Engager un colloque de psychanalyse sur le thème du trinitaire n’est pas sans risque, entre autres celui d’une possible confusion entre des domaines hétérogènes, et de venir alimenter ainsi une critique que l’on voit rejaillir régulièrement de la psychanalyse comme système religieux. Le pari fut plutôt de tenir que le religieux participe de l’histoire humaine et que d’en exclure la problématique, c’est vider notre approche de la réalité psychique d’une dimension qui avait tant retenu Freud dans son élaboration. Jusqu’à quel point pouvons nous prendre distance vis-à-vis de cette conception freudienne qui donne une place centrale à la fonction paternelle et une consistance religieuse à cette réalité psychique ? Tel fut l’enjeu majeur de ces journées.
Pour ce faire nous sommes allés consulter quelques auteurs théologiques qui ont participé à cette invention de la trinité et à ses aléas, et entendre aussi comment la mystique est venue bien souvent subvertir l’ordre qui se constituait ainsi. Il s’agissait alors de dégager les structures logiques qui ont organisé ces discours et d’apprécier en quoi la topologie lacanienne nous permettrait d’en renouveler l’approche. Le noeud borroméen comme noeud mental nous déprend de l’ordinaire représentation des formes cliniques, ce qui fut éprouvé avec plusieurs exposés.
Nous avons donc dans un premier moment considéré l’histoire de ce dogme trinitaire tel qu’il s’est construit dans la tradition chrétienne, et évoqué les débats théologiques dont celle-ci fut ponctuée, soit lors des crises internes qui vont provoquer à chaque fois des remaniements, des raffinements, des serrages du dogme, soit par les schismes qui ont divisé la communauté souvent dans la violence, soit encore que d’autres systèmes religieux soient venus faire valoir qu’on peut être monothéiste sans être trinitaire, comme c’est le cas avec l’Islam, reprenant en cela le judaïsme.

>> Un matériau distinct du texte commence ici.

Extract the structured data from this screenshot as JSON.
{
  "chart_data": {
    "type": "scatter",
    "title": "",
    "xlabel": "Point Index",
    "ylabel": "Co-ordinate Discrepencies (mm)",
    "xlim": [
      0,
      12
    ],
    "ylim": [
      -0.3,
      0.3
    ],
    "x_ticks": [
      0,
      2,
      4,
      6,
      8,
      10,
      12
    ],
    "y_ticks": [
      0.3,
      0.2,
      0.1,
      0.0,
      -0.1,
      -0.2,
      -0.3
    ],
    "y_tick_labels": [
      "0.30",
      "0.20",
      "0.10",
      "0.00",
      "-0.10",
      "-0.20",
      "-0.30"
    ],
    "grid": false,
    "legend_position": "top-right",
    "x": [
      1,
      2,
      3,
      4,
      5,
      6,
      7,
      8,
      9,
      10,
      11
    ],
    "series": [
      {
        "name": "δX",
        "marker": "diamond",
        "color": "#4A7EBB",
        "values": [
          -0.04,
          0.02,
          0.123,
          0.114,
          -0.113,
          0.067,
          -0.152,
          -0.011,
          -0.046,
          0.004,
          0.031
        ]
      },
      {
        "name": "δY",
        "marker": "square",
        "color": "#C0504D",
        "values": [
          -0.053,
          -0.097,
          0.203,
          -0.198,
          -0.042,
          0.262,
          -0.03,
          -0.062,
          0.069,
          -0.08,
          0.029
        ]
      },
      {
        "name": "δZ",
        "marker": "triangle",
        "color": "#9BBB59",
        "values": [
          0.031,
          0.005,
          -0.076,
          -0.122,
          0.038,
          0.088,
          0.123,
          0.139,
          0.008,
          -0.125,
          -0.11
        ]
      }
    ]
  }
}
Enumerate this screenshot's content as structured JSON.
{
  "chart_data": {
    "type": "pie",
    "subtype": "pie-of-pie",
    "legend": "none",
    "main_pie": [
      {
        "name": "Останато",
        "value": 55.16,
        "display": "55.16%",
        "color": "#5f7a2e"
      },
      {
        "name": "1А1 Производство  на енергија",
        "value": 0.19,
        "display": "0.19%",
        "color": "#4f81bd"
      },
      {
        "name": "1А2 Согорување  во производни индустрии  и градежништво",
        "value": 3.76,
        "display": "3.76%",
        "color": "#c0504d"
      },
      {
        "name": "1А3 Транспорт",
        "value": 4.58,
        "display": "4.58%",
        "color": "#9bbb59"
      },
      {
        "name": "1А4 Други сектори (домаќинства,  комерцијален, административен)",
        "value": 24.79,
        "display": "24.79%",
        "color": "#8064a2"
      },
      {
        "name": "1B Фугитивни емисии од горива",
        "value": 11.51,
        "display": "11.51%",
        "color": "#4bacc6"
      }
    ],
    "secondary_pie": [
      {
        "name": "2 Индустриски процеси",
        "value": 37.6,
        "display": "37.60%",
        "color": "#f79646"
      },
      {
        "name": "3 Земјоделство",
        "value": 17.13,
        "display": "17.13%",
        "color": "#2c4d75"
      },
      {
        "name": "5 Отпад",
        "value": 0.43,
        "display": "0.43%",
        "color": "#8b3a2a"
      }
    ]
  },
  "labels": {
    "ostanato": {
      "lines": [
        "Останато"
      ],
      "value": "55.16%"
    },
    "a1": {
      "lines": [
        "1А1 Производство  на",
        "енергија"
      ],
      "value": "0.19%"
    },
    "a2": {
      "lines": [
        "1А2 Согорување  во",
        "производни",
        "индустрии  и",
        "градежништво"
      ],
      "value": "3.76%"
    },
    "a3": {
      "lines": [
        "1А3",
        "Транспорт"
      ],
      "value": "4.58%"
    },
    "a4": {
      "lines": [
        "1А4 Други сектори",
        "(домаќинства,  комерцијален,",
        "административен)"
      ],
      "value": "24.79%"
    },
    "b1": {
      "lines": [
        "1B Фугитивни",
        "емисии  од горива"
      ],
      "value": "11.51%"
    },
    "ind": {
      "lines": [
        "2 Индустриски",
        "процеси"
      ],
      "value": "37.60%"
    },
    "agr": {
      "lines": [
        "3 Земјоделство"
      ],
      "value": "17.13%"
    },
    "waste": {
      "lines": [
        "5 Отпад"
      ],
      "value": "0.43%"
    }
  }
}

Ainsi furent évoquées les oeuvres d’Hilaire de Poitiers, d’Augustin, de Thomas d’Aquin et de quelques autres théologiens qui ont été les maîtres d’oeuvre de cette invention de la Trinité ; et aussi la mystique, tant dans le champ du christianisme que dans celui de l’Islam, avec Maître Eckart et la mystique rhénane, Ibn Arabi et Rûbehân pour la mystique soufi.
Comme on sait, c’est Le concile de Nicée qui va faire cette profession d’une même substance pour le Père et le Fils. Par la suite, comme l’a soutenu Pierre-Christophe Cathelineau, Augustin va aller au delà de Nicée en faisant valoir la dimension relationnelle entre les trois termes et dégager par la même une structure logique de cette Trinité. Augustin ne considère pas la relation d’engendrement, mais la relation en tant que telle. Il n’est pas allé jusqu’à dire que la relation prévalait en Dieu et il maintient le primat de la substance pour penser l’essence de Dieu, cependant l’usage qu’il fait de ces concepts n’est pas sans nous indiquer les linéaments d’un nouage.
S’il est possible de comparer l’approche augustinienne du dogme trinitaire avec le dire de Lacan sur le noeud borroméen, Il faudra sans doute le pas de St.Thomas d’Aquin (1225-1274) pour arriver à cette conception purement relationnelle, dégagée de toute hypostase, qui cerne ainsi un réel de Dieu. C’est certainement à ce niveau que le lien avec la psychanalyse est autorisé, c’est-à-dire en tant que lien logique comme l’a bien articulé Jean-Jacques Lepitre. A rencontrer cette analogie de structure, il se pose alors la nécessité interne de leur émergence dans chaque champ respectif. C’est en tout cas par une approche analytique et structurale que ce questionnement peut avancer.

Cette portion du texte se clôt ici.